James and Terrie dragged their son Joey in by the scruff of his neck to see me.
“Rabbi, you gotta talk some sense into him,” they shouted, “we found him smoking weed behind the shed.”
I was shocked. Joey was a good kid. Just two years ago, he’d done a brilliant job for his bar-mitzvah. How had this happened?
I asked them whether they had ever smoked marijuana. If they had, I thought, they might be able to impress upon their son the ill-effects of the drug. They asked Joey to leave the room and then admitted to me that they still smoked up on occasion with friends.
“And you expect him to be clean?!” I exclaimed incredulously.
“Yes, we do.

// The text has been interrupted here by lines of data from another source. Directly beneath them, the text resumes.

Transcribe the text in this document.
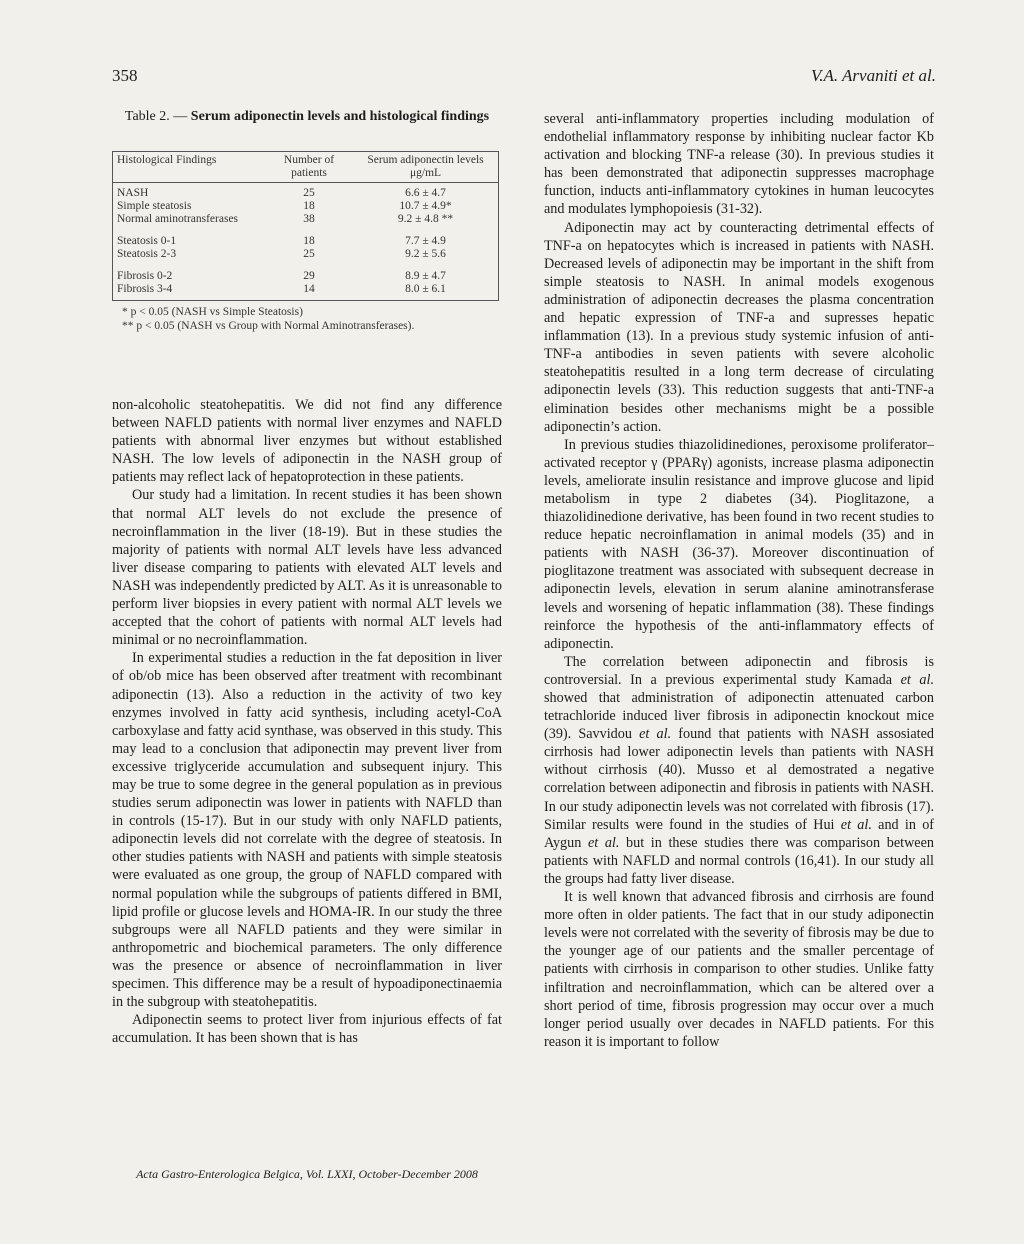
358	V.A. Arvaniti et al.
Table 2. — Serum adiponectin levels and histological findings
Histological Findings	Number of patients	Serum adiponectin levels μg/mL

NASH	25	6.6 ± 4.7
Simple steatosis	18	10.7 ± 4.9*
Normal aminotransferases	38	9.2 ± 4.8 **

Steatosis 0-1	18	7.7 ± 4.9
Steatosis 2-3	25	9.2 ± 5.6

Fibrosis 0-2	29	8.9 ± 4.7
Fibrosis 3-4	14	8.0 ± 6.1
* p < 0.05 (NASH vs Simple Steatosis)
** p < 0.05 (NASH vs Group with Normal Aminotransferases).

non-alcoholic steatohepatitis. We did not find any difference between NAFLD patients with normal liver enzymes and NAFLD patients with abnormal liver enzymes but without established NASH. The low levels of adiponectin in the NASH group of patients may reflect lack of hepatoprotection in these patients.

Our study had a limitation. In recent studies it has been shown that normal ALT levels do not exclude the presence of necroinflammation in the liver (18-19). But in these studies the majority of patients with normal ALT levels have less advanced liver disease comparing to patients with elevated ALT levels and NASH was independently predicted by ALT. As it is unreasonable to perform liver biopsies in every patient with normal ALT levels we accepted that the cohort of patients with normal ALT levels had minimal or no necroinflammation.

In experimental studies a reduction in the fat deposition in liver of ob/ob mice has been observed after treatment with recombinant adiponectin (13). Also a reduction in the activity of two key enzymes involved in fatty acid synthesis, including acetyl-CoA carboxylase and fatty acid synthase, was observed in this study. This may lead to a conclusion that adiponectin may prevent liver from excessive triglyceride accumulation and subsequent injury. This may be true to some degree in the general population as in previous studies serum adiponectin was lower in patients with NAFLD than in controls (15-17). But in our study with only NAFLD patients, adiponectin levels did not correlate with the degree of steatosis. In other studies patients with NASH and patients with simple steatosis were evaluated as one group, the group of NAFLD compared with normal population while the subgroups of patients differed in BMI, lipid profile or glucose levels and HOMA-IR. In our study the three subgroups were all NAFLD patients and they were similar in anthropometric and biochemical parameters. The only difference was the presence or absence of necroinflammation in liver specimen. This difference may be a result of hypoadiponectinaemia in the subgroup with steatohepatitis.

Adiponectin seems to protect liver from injurious effects of fat accumulation. It has been shown that is has

several anti-inflammatory properties including modulation of endothelial inflammatory response by inhibiting nuclear factor Kb activation and blocking TNF-a release (30). In previous studies it has been demonstrated that adiponectin suppresses macrophage function, inducts anti-inflammatory cytokines in human leucocytes and modulates lymphopoiesis (31-32).

Adiponectin may act by counteracting detrimental effects of TNF-a on hepatocytes which is increased in patients with NASH. Decreased levels of adiponectin may be important in the shift from simple steatosis to NASH. In animal models exogenous administration of adiponectin decreases the plasma concentration and hepatic expression of TNF-a and supresses hepatic inflammation (13). In a previous study systemic infusion of anti-TNF-a antibodies in seven patients with severe alcoholic steatohepatitis resulted in a long term decrease of circulating adiponectin levels (33). This reduction suggests that anti-TNF-a elimination besides other mechanisms might be a possible adiponectin’s action.

In previous studies thiazolidinediones, peroxisome proliferator–activated receptor γ (PPARγ) agonists, increase plasma adiponectin levels, ameliorate insulin resistance and improve glucose and lipid metabolism in type 2 diabetes (34). Pioglitazone, a thiazolidinedione derivative, has been found in two recent studies to reduce hepatic necroinflamation in animal models (35) and in patients with NASH (36-37). Moreover discontinuation of pioglitazone treatment was associated with subsequent decrease in adiponectin levels, elevation in serum alanine aminotransferase levels and worsening of hepatic inflammation (38). These findings reinforce the hypothesis of the anti-inflammatory effects of adiponectin.

The correlation between adiponectin and fibrosis is controversial. In a previous experimental study Kamada et al. showed that administration of adiponectin attenuated carbon tetrachloride induced liver fibrosis in adiponectin knockout mice (39). Savvidou et al. found that patients with NASH assosiated cirrhosis had lower adiponectin levels than patients with NASH without cirrhosis (40). Musso et al demostrated a negative correlation between adiponectin and fibrosis in patients with NASH. In our study adiponectin levels was not correlated with fibrosis (17). Similar results were found in the studies of Hui et al. and in of Aygun et al. but in these studies there was comparison between patients with NAFLD and normal controls (16,41). In our study all the groups had fatty liver disease.

It is well known that advanced fibrosis and cirrhosis are found more often in older patients. The fact that in our study adiponectin levels were not correlated with the severity of fibrosis may be due to the younger age of our patients and the smaller percentage of patients with cirrhosis in comparison to other studies. Unlike fatty infiltration and necroinflammation, which can be altered over a short period of time, fibrosis progression may occur over a much longer period usually over decades in NAFLD patients. For this reason it is important to follow

Acta Gastro-Enterologica Belgica, Vol. LXXI, October-December 2008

We realize that we’re not perfect, but we hope that he’ll do better in life.”
When Rabbi Nachman was departing from Rabbi Isaac, he asked him for a blessing. He responded with a parable: A fellow was walking along in the desert and he was hungry, tired and thirsty, when he happens upon a tree. Its fruit were sweet, its shade was pleasant, and a stream of water passed below. He ate the fruit, drank the water and rested in the shade.

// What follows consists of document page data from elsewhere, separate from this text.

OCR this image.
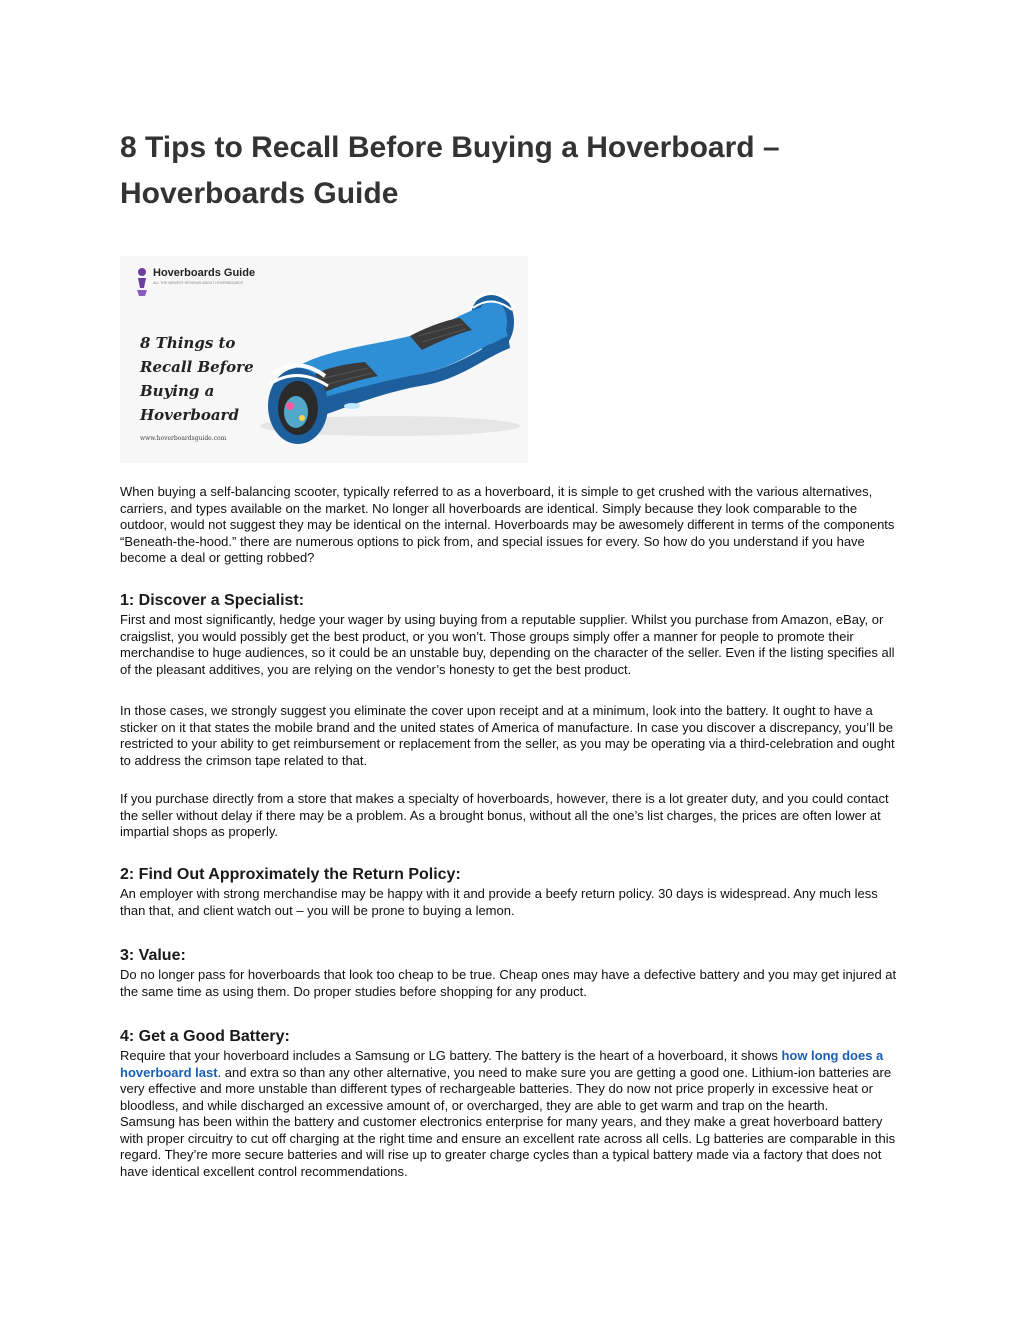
8 Tips to Recall Before Buying a Hoverboard – Hoverboards Guide
Hoverboards Guide
ALL THE NEWEST REVIEWS ABOUT HOVERBOARDS
8 Things to
Recall Before
Buying a
Hoverboard
www.hoverboardsguide.com

When buying a self-balancing scooter, typically referred to as a hoverboard, it is simple to get crushed with the various alternatives, carriers, and types available on the market. No longer all hoverboards are identical. Simply because they look comparable to the outdoor, would not suggest they may be identical on the internal. Hoverboards may be awesomely different in terms of the components “Beneath-the-hood.” there are numerous options to pick from, and special issues for every. So how do you understand if you have become a deal or getting robbed?

1: Discover a Specialist:

First and most significantly, hedge your wager by using buying from a reputable supplier. Whilst you purchase from Amazon, eBay, or craigslist, you would possibly get the best product, or you won’t. Those groups simply offer a manner for people to promote their merchandise to huge audiences, so it could be an unstable buy, depending on the character of the seller. Even if the listing specifies all of the pleasant additives, you are relying on the vendor’s honesty to get the best product.

In those cases, we strongly suggest you eliminate the cover upon receipt and at a minimum, look into the battery. It ought to have a sticker on it that states the mobile brand and the united states of America of manufacture. In case you discover a discrepancy, you’ll be restricted to your ability to get reimbursement or replacement from the seller, as you may be operating via a third-celebration and ought to address the crimson tape related to that.

If you purchase directly from a store that makes a specialty of hoverboards, however, there is a lot greater duty, and you could contact the seller without delay if there may be a problem. As a brought bonus, without all the one’s list charges, the prices are often lower at impartial shops as properly.

2: Find Out Approximately the Return Policy:

An employer with strong merchandise may be happy with it and provide a beefy return policy. 30 days is widespread. Any much less than that, and client watch out – you will be prone to buying a lemon.

3: Value:

Do no longer pass for hoverboards that look too cheap to be true. Cheap ones may have a defective battery and you may get injured at the same time as using them. Do proper studies before shopping for any product.

4: Get a Good Battery:

Require that your hoverboard includes a Samsung or LG battery. The battery is the heart of a hoverboard, it shows how long does a hoverboard last. and extra so than any other alternative, you need to make sure you are getting a good one. Lithium-ion batteries are very effective and more unstable than different types of rechargeable batteries. They do now not price properly in excessive heat or bloodless, and while discharged an excessive amount of, or overcharged, they are able to get warm and trap on the hearth.

Samsung has been within the battery and customer electronics enterprise for many years, and they make a great hoverboard battery with proper circuitry to cut off charging at the right time and ensure an excellent rate across all cells. Lg batteries are comparable in this regard. They’re more secure batteries and will rise up to greater charge cycles than a typical battery made via a factory that does not have identical excellent control recommendations.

When the fellow was finally ready to depart, he exclaimed, “Tree, O tree, how shall I bless you? If I shall wish that your fruits be sweet, behold your fruits are already sweet! That your shade be pleasant – behold, your shade is already pleasant! That a stream of water may pass below you – behold a stream of water already passes below you! Rather, may it be G-d’s will that all shoots planted from you be just like you.”
“Similarly with you,” continued Rabbi Isaac to Rabbi Nachman, “how can I bless you? If I were to bless you with success in Torah scholarship, you are already a scholar! If I were to bless you with wealth, you are already wealthy! If with children, you already have children! Rather, may it be G-d’s will that your offspring be just like you.”
Many people want their kids to be better than themselves. You’re not perfect, but you want your kids to be perfect. You may not be a great Torah scholar yourself, but you want your kids to become successful in Torah. You smoke, but you don’t want your kids to ever touch a cigarette. You bludged around in school leading to a mediocre career but they’re never allowed to leave their desks.
Rabbi Isaac teaches that there’s no magic wand you can wave to bring out the best in your kids. They will model themselves after you. How you choose to act will determine what they do. If you want your kids to turn out awesome, then you better start striving to be awesome yourself!
Don’t want them watching TV? Start with curbing your own TV habits. Don’t want them drinking? Don’t go out drinking. Want them to watch their language? You’d better watch yours.
You know you’ve made it when the best blessing you can hope for is that your offspring be ‘chips off the old block.’ Imagine Rabbi Isaac could turn around to you when you would ask for a blessing and apologize that there’s not much he can offer because you’re doing excellently in every sphere of life.
When that day comes, you will be well on the way to ensuring that your kids too are excellent, or in the words of Rabbi Isaac “just like you!”